The first Arctic blast
Following last night’s snowstorm, Arctic air has now firmly established itself in the Mid-Atlantic region and it is some of the coldest air seen in these parts in about 5 years. Philadelphia International Airport is likely to drop to between 0 and 5 degrees by later tonight and that would be the coldest reading since January 17, 2009 when the low temperature bottomed out at 6 degrees. Temperatures could actually bottom out at or even slightly below zero later tonight in some of the suburbs of Philadelphia and also in much of the New York City metro region. However, as cold as this current Arctic air mass is, the blast coming early next week looks to be even colder and it will likely be the coldest air in 20 years to invade this part of the country.
Next week’s amazingly cold Arctic blast
The next Arctic blast will work its way through the Midwest on Sunday and then arrive in the Mid-Atlantic region on Monday. Between Monday night and early Wednesday, the Mid-Atlantic region will be in the deep freeze and could very well see widespread below zero readings for low temperatures - and this even includes in the big cities along the I-95 corridor. Not since January of 1994, the winter still remembered around here as the “ice storm” winter, have we seen below zero readings in New York City, Philadelphia and Washington, DC - all at the same time. On January 19th, 1994, Central Park, NY reached -2 degrees, Philly Airport bottomed out at -5 degrees, and Reagan National Airport in DC reached -4 degrees. Next week’s incredible cold Arctic air outbreak may actually present an opportunity for below zero readings in the big cities on Monday night and also on Tuesday night. The plot seen below shows cold temperature extremes at DC’s Reagan National Airport going all the way back to 1946 which is when records began to be kept for the Washington, DC metro region. There have only been three below zero readings in that time period at the DC Airport. The GFS computer model forecast map (above) of the 500 millibar height anomalies for next Monday night over North America suggests that the polar vortex - normally seen close to the North Pole – will quite amazingly be centered over the Great Lakes (forecast map courtesy of WeatherBell.com). In other words, the coldest air in all of North America will be centered over the northeastern US during the early part of next week. The good news about this is that temperatures can only go up after this next Arctic air mass passes by our area.
The impact on playoff football
In terms of the Arctic cold impact on the upcoming weekend football playoff games, the Eagles game tomorrow night in South Philly will be played under the influence of today’s (first) Arctic blast. Although there will be some modification in temperatures around here later tomorrow, game time temperatures will still be quite cold (in the low 20's) and they could drop into the teens during the game which could very well make this one of the coldest Eagles games ever. However, winds will be quite light in South Philly and the field should be dry.

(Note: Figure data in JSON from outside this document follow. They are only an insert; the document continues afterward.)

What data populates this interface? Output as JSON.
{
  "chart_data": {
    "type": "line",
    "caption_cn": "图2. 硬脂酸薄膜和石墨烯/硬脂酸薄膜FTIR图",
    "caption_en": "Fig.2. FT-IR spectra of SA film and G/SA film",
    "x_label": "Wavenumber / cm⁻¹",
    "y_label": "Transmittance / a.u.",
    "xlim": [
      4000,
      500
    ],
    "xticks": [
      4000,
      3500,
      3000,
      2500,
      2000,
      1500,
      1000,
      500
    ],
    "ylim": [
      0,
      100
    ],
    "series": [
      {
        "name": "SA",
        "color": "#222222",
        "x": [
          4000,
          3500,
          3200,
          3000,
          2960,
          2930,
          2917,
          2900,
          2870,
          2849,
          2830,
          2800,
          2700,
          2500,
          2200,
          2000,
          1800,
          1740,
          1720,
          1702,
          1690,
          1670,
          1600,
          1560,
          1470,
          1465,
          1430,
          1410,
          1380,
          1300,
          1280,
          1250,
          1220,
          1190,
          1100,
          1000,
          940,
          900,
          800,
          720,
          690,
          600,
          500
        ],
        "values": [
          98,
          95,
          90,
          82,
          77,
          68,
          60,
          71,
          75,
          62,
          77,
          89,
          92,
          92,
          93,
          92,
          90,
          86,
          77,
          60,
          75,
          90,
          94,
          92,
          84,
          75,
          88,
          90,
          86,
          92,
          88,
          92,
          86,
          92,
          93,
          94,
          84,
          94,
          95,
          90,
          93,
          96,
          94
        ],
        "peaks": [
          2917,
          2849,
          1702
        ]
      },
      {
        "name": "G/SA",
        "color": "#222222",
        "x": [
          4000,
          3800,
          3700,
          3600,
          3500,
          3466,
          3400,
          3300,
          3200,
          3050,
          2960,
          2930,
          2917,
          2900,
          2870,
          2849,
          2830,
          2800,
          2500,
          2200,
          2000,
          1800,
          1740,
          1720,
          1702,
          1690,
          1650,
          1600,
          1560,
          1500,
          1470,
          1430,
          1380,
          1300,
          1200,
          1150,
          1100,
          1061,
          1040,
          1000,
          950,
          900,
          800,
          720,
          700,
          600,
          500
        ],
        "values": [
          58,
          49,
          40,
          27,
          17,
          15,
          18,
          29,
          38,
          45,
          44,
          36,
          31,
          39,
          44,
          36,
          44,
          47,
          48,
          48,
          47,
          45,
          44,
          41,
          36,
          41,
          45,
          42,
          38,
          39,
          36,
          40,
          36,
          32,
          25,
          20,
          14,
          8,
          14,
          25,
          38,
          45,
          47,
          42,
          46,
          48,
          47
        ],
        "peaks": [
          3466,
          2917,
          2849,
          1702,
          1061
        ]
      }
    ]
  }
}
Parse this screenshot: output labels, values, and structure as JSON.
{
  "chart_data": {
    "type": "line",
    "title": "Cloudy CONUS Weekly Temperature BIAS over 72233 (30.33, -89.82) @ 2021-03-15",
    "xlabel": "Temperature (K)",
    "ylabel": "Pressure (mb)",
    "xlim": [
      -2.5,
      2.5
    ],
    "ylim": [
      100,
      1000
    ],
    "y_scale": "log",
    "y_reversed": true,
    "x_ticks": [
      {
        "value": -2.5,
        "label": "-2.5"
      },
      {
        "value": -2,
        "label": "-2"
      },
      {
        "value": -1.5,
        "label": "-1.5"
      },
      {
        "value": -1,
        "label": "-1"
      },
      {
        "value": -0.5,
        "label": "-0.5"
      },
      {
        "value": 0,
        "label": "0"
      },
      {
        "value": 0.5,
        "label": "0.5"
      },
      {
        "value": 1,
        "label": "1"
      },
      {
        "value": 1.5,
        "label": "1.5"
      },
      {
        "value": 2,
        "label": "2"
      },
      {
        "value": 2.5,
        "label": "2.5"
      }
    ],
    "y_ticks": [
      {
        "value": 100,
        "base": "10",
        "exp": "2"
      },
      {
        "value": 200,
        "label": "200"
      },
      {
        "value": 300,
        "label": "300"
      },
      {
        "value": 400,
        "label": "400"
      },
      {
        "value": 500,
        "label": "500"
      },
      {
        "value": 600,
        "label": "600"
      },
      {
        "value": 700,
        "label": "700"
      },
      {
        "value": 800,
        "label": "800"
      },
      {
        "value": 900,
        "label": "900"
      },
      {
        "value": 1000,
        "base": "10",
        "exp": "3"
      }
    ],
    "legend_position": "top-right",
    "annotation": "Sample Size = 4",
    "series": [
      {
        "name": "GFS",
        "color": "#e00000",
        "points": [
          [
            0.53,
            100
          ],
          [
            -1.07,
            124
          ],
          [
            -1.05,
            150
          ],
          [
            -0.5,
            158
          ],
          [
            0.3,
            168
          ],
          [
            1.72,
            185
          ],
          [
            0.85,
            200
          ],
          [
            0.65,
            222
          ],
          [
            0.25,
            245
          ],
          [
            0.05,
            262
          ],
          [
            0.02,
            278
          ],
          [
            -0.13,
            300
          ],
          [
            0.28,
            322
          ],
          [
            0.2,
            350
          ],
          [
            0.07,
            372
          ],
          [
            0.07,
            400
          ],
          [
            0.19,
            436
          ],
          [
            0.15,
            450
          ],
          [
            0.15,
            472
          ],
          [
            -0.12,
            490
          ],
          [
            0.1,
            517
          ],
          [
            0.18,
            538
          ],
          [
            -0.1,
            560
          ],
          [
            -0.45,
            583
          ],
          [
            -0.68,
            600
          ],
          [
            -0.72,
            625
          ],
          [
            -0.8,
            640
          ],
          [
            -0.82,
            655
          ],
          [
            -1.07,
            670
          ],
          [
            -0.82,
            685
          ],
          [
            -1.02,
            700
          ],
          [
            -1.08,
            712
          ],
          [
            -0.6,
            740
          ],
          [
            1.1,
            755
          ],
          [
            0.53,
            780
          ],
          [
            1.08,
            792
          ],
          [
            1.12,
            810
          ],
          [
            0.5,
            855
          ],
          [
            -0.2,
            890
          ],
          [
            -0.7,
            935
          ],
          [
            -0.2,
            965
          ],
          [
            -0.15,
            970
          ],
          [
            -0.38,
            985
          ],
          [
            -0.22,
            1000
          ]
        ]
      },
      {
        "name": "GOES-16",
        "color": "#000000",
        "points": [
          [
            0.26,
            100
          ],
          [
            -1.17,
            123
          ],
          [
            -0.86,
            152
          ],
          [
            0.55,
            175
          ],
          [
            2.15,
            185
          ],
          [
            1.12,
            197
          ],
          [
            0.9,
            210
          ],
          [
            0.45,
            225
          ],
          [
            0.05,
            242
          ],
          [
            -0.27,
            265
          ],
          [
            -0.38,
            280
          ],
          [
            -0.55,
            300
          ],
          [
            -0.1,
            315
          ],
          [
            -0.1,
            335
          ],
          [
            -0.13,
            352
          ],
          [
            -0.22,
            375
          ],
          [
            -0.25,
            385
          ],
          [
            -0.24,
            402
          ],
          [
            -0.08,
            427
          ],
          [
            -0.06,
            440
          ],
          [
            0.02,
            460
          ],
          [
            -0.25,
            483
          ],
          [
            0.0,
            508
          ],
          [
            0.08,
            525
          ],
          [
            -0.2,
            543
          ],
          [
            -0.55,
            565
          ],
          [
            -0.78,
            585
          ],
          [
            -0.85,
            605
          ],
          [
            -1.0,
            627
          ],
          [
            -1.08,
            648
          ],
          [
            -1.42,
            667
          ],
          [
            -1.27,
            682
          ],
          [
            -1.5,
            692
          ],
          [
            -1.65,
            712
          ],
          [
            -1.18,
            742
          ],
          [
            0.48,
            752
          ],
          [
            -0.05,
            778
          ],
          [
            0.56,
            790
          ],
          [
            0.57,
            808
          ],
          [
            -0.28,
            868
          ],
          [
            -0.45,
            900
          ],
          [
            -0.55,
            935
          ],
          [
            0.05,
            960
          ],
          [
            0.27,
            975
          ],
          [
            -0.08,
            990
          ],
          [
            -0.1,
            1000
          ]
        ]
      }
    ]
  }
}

Meanwhile, the playoff game in Green Bay, Wisconsin occurs on Sunday evening and by that time the next Arctic blast will have crashed into the Upper Midwest. As a result, Sunday evening game time temperatures in Green Bay should be between 5 and 10 degrees below zero which would potentially make this one of the coldest football games ever played. The coldest game ever was the NFL Championship game played on December 31, 1967 in Green Bay between the Packers and the Cowboys with a game time temperature of -13 degrees. The second coldest game was on January 10, 1982 in Cincinnati, Ohio between the Bengals and Chargers when the game time temperature was -9 degrees.